The National Labor Relations Board (NLRB) recently announced a new joint-employer final rule, which becomes effective April 27, 2020, and applies to labor issues related to the National Labor Relations Act.
The NLRB is changing the standard it uses to determine whether employers are considered joint employers. Specifically, the NLRB is abandoning its decision in Browning-Ferris Industries of California, Inc. to return to the previous standard of “substantial direct and immediate control” over essential terms and conditions of employment of another employer’s employees.
The NLRB’s new standard follows the U.S. Department of Labor’s (DOL) new FLSA joint-employment determination test. Both tests focus on the amount of control an employer exerts over the employment relationship.

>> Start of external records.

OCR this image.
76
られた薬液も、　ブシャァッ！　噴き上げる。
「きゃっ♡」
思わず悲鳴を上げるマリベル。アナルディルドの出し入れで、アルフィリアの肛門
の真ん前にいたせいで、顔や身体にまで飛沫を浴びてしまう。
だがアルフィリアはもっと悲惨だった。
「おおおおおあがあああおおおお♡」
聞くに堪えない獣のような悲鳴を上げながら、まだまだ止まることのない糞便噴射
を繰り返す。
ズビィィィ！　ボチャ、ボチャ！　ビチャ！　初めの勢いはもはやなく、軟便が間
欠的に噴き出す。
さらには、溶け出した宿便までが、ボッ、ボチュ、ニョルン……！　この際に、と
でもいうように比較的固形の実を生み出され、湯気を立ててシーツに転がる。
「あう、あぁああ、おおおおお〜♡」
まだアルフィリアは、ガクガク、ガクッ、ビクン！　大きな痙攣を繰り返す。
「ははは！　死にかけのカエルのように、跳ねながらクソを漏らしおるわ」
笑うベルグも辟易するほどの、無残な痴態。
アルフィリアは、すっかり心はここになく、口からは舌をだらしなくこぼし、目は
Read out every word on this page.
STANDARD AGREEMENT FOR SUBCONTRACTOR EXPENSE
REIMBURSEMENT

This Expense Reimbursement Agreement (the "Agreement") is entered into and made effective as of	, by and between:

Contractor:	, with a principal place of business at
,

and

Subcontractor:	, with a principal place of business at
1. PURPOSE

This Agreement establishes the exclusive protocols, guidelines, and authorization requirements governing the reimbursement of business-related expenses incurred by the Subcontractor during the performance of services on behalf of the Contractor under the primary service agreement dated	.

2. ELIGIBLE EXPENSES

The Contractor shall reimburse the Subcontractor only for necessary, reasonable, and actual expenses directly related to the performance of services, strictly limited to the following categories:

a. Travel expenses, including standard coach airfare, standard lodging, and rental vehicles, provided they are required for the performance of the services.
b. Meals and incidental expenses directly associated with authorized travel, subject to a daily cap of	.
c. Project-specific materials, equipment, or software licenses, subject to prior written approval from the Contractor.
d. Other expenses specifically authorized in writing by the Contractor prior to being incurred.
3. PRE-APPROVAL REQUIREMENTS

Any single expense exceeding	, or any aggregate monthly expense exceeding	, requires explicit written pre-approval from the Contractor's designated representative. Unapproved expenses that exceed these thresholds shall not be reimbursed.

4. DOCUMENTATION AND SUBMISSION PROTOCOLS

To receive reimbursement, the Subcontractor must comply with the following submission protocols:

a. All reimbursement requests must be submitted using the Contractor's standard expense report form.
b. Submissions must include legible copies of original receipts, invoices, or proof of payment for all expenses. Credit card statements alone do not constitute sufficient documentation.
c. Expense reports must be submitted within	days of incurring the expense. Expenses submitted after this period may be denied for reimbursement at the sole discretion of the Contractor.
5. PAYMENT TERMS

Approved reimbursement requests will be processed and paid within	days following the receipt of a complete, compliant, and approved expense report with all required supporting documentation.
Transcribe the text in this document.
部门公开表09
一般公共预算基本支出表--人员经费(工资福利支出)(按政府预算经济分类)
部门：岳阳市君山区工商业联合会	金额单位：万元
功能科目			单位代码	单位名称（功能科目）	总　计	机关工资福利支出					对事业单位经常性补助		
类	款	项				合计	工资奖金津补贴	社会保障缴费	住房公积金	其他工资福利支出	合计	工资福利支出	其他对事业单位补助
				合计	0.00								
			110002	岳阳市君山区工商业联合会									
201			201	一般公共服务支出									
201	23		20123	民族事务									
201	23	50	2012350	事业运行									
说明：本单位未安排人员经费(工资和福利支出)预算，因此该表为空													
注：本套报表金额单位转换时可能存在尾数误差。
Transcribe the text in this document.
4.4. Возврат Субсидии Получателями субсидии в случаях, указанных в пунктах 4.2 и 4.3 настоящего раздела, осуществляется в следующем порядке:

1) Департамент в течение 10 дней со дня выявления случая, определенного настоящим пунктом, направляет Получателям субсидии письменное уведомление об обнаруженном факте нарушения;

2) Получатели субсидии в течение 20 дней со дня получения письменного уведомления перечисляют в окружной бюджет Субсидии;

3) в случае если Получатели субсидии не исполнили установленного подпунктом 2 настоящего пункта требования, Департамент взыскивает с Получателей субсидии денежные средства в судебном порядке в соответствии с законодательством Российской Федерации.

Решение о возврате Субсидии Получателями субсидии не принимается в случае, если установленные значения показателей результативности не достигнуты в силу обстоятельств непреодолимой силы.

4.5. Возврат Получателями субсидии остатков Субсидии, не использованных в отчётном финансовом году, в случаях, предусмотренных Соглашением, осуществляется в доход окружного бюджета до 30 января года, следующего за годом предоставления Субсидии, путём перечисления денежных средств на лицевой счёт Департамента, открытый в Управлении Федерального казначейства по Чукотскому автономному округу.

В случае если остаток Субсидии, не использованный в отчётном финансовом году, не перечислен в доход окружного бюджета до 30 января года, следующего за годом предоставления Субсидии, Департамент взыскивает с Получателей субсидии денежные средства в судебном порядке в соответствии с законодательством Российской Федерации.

Joint Employment Joint employment situations can happen when two or more employers share personnel hiring, supervision and management practices. Whether joint employment is by design or unintentional, joint employers are equally:
Required to bargain with the union that represents jointly employed workers;
Liable for unfair labor practices committed by other joint employers; and
Subject to union picketing or other economic pressure if there is a labor dispute.
Next Steps for Employers Employers should review the final rule and determine whether they are in joint employment relationships based on the updated standard. Employers in these relationships should also determine whether the other joint employers in the relationship are in compliance with labor and employment laws.